Der Kläger begehrt nun die Rückzahlung seiner Anzahlung sowie die Zurückweisung der Gegenforderung auf Zahlung von Stornokosten.


C. Anmerkungen

Der Kläger hat einen Anspruch gegen den Beklagten auf Rückzahlung der Anzahlung in Höhe von 515€ gem. § 651 h Abs. 5 BGB. Der Kläger ist vor Reisebeginn von dem Vertrag zurückgetreten, so dass die Beklagte als Reiseveranstalterin keinen Anspruch mehr auf den Reisepreis hat.

Die Beklagte hat aber keinen Anspruch gegen den Kläger auf Zahlung einer pauschalen Entschädigung aus § 651 h Abs. 1 S. 3, Abs. 2 BGB in Verbindung mit der in ihren allgemeinen Geschäftsbedingungen niedergelegten Stornoklausel.
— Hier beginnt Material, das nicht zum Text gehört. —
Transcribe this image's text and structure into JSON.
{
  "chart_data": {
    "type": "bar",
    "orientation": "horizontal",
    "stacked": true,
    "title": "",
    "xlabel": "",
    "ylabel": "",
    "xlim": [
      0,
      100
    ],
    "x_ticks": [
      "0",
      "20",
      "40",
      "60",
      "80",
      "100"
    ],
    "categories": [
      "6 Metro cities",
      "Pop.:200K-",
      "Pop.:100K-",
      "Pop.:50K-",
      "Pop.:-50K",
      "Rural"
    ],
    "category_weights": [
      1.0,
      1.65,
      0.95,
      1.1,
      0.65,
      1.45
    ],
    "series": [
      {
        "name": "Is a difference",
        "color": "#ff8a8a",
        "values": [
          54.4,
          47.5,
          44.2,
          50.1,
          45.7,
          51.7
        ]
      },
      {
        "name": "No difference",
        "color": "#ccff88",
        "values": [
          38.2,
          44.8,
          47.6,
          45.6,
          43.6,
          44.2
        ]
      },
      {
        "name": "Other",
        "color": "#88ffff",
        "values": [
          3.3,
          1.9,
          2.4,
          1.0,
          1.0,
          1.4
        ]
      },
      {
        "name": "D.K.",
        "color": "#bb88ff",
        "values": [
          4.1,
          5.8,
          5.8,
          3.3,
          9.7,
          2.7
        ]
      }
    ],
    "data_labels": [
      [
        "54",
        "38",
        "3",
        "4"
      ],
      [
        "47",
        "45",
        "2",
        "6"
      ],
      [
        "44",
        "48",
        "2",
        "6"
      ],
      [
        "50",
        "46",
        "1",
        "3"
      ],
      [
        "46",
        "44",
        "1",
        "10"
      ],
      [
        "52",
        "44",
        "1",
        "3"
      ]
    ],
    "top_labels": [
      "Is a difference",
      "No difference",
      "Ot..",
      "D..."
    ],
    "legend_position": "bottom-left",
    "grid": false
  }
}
Nach § 651h Abs. 3 BGB kann die Reiseveranstalterin nämlich dann keine Entschädigung verlangen, wenn am Bestimmungsort oder in dessen unmittelbarer Nähe unvermeidbare, außergewöhnliche Umstände auftreten, die die Durchführung der Pauschalreise oder die Beförderung von Personen an den Bestimmungsort erheblich beeinträchtigen. Dazu kommt es darauf an, ob zum Zeitpunkt der Rücktrittserklärung eine nicht nur unerhebliche Wahrscheinlichkeit bestand, dass die Reise aufgrund der Covid-19-Pandemie erheblich beeinträchtigt werden würde. Davon konnte hier ausgegangen werden. Aufgrund der Reisewarnung des Auswärtigen Amtes war mit behördlichen Anordnungen wie einem Einreiseverbot auf eines Verbotes auf Betrieb von Hotels zu rechnen. Es war auch damit zu rechnen, dass die Bewegungsfreiheit der Reisenden vor Ort durch behördliche Auflagen und Weisungen derart eingeschränkt werden könnte, dass der Erholungszweck der Reise vereitelt worden wäre.
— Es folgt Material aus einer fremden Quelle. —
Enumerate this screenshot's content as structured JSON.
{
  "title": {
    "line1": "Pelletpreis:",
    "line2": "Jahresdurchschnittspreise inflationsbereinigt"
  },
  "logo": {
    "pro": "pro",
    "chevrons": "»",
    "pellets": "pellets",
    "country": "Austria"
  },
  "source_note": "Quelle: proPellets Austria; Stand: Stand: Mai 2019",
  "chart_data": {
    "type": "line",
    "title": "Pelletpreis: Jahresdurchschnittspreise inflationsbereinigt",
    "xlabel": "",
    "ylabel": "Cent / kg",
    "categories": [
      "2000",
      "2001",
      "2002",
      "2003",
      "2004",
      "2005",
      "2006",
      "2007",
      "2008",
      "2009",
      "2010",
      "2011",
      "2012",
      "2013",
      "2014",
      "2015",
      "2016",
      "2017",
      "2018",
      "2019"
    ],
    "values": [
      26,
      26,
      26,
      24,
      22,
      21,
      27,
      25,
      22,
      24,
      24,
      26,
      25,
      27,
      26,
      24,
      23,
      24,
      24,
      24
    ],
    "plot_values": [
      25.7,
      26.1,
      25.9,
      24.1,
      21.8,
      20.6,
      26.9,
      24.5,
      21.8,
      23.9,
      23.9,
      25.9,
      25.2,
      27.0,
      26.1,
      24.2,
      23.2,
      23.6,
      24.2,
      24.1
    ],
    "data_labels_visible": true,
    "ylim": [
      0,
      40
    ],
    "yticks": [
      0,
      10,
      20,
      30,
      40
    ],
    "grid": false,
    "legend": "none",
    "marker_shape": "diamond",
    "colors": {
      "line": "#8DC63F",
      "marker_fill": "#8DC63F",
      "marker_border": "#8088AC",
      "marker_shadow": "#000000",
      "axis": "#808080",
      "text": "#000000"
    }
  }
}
Ebenso war diese Gefahr aufgrund einer Vielzahl an Expertenmeinungen auch Wahrscheinlich, da die Ausbreitung übereinstimmend hervorgesagt wurde. Des Weiteren stellen diese Pandemie Folgen kein allgemeines Lebensrisiko dar, vielmehr geht der Reisemangel auf die durch die Pandemie ausgelösten behördlichen Restriktionen zurück. Dadurch eignet sich die Reise dann nicht mehr für den Zweck der Erholung.


D. In der Prüfung

A. § 651h Abs. 5 BGB

B. § 651h Abs. 1, 2 BGB

I. Rücktritt vor Vertragsbeginn

II. Ausschluss gem. § 651h Abs. 3 BGB

(P) Vorliegen unvermeidbarer, außergewöhnlicher Umstände


E. Literaturhinweise

Sprau in Grüneberg, 80. Auflage, 651h Rn. 13a.